Discrète Hespérie des potentilles

L'Armoricain, alias l'Hespérie des potentilles.

Trapue, le vol vif, la mise assez terne : voilà jusqu’en automne la seconde génération de l’Hespérie des potentilles, alias l’Armoricain.

L'Armoricain, alias l'Hespérie des potentilles.

Enverguremaxi : 30 mm. Visible d’avril à septembre.

Elle est réputée apprécier les milieux calcaires et plutôt secs. L’Hespérie des potentilles (Pyrgus armoricanus), alias l’Armoricain, n’en est pas moins familière du Marais poitevin où, en cette saison, elle visite assidument la Pulicaire dysentérique et la Menthe aquatique.

Comme tous les membres de la famille Hespérie, voilà un papillon très discret.
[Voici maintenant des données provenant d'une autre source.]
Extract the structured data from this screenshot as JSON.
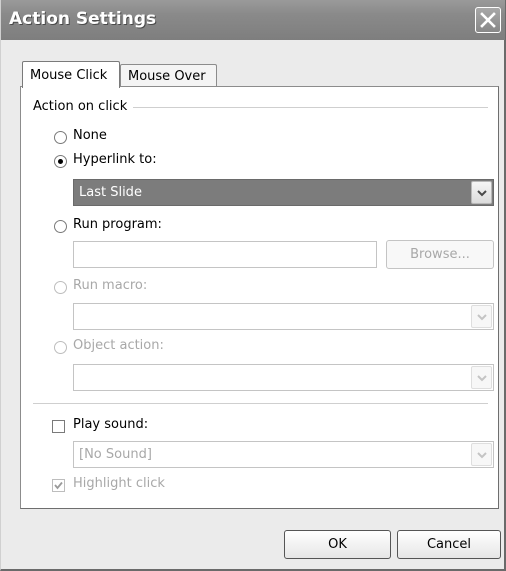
{
  "window": {
    "title": "Action Settings"
  },
  "tabs": [
    {
      "label": "Mouse Click",
      "active": true
    },
    {
      "label": "Mouse Over",
      "active": false
    }
  ],
  "group": {
    "label": "Action on click"
  },
  "options": {
    "none": {
      "label": "None",
      "selected": false,
      "enabled": true
    },
    "hyperlink": {
      "label": "Hyperlink to:",
      "selected": true,
      "enabled": true,
      "value": "Last Slide"
    },
    "run_program": {
      "label": "Run program:",
      "selected": false,
      "enabled": true,
      "value": "",
      "browse_label": "Browse..."
    },
    "run_macro": {
      "label": "Run macro:",
      "selected": false,
      "enabled": false,
      "value": ""
    },
    "object_action": {
      "label": "Object action:",
      "selected": false,
      "enabled": false,
      "value": ""
    }
  },
  "sound": {
    "label": "Play sound:",
    "checked": false,
    "value": "[No Sound]"
  },
  "highlight": {
    "label": "Highlight click",
    "checked": true,
    "enabled": false
  },
  "buttons": {
    "ok": "OK",
    "cancel": "Cancel"
  },
  "icons": {
    "close": "close-icon",
    "dropdown": "chevron-down-icon",
    "check": "checkmark-icon"
  }
}
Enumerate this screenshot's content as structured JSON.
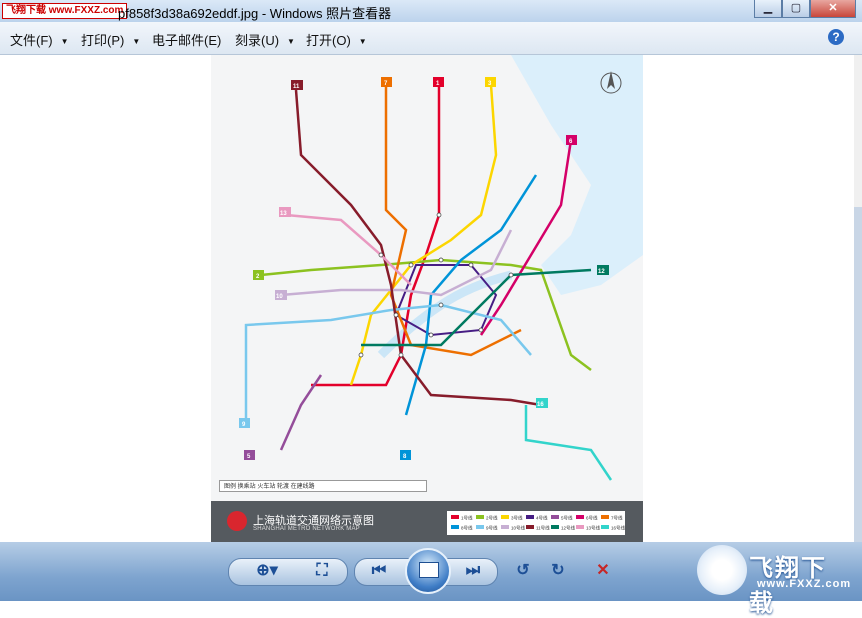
{
  "titlebar": {
    "watermark": "飞翔下载 www.FXXZ.com",
    "title": "pf858f3d38a692eddf.jpg - Windows 照片查看器",
    "minimize": "▁",
    "maximize": "▢",
    "close": "✕"
  },
  "menu": {
    "file": "文件(F)",
    "print": "打印(P)",
    "email": "电子邮件(E)",
    "burn": "刻录(U)",
    "open": "打开(O)",
    "help": "?"
  },
  "map": {
    "title_cn": "上海轨道交通网络示意图",
    "title_en": "SHANGHAI METRO NETWORK MAP",
    "legend_text": "图例  换乘站  火车站  轮渡  在建线路",
    "lines": [
      {
        "num": "1",
        "name": "1号线",
        "color": "#e3002b"
      },
      {
        "num": "2",
        "name": "2号线",
        "color": "#8cc220"
      },
      {
        "num": "3",
        "name": "3号线",
        "color": "#fcd600"
      },
      {
        "num": "4",
        "name": "4号线",
        "color": "#461d84"
      },
      {
        "num": "5",
        "name": "5号线",
        "color": "#944d9a"
      },
      {
        "num": "6",
        "name": "6号线",
        "color": "#d40068"
      },
      {
        "num": "7",
        "name": "7号线",
        "color": "#ed6f00"
      },
      {
        "num": "8",
        "name": "8号线",
        "color": "#0094d8"
      },
      {
        "num": "9",
        "name": "9号线",
        "color": "#79c8ed"
      },
      {
        "num": "10",
        "name": "10号线",
        "color": "#c7afd3"
      },
      {
        "num": "11",
        "name": "11号线",
        "color": "#871c2b"
      },
      {
        "num": "12",
        "name": "12号线",
        "color": "#007a60"
      },
      {
        "num": "13",
        "name": "13号线",
        "color": "#e999c0"
      },
      {
        "num": "16",
        "name": "16号线",
        "color": "#32d4cb"
      }
    ]
  },
  "brand": {
    "big": "飞翔下载",
    "url": "www.FXXZ.com"
  }
}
Par sa taille, ses couleurs assez ternes, son vol vif, le plus souvent dans la végétation basse.

La plupart de ses cousins et cousines lui ressemblent beaucoup. Même silhouette ramassée, gros yeux sombres et globuleux, marges blanches ponctuées de picots bruns, antennes aux extrémités crochetées, ailes souvent à 45° au repos… Et des mouchetures blanches sur fond brun noir pour seul décor. Plus clair au revers avec de larges plages blanches.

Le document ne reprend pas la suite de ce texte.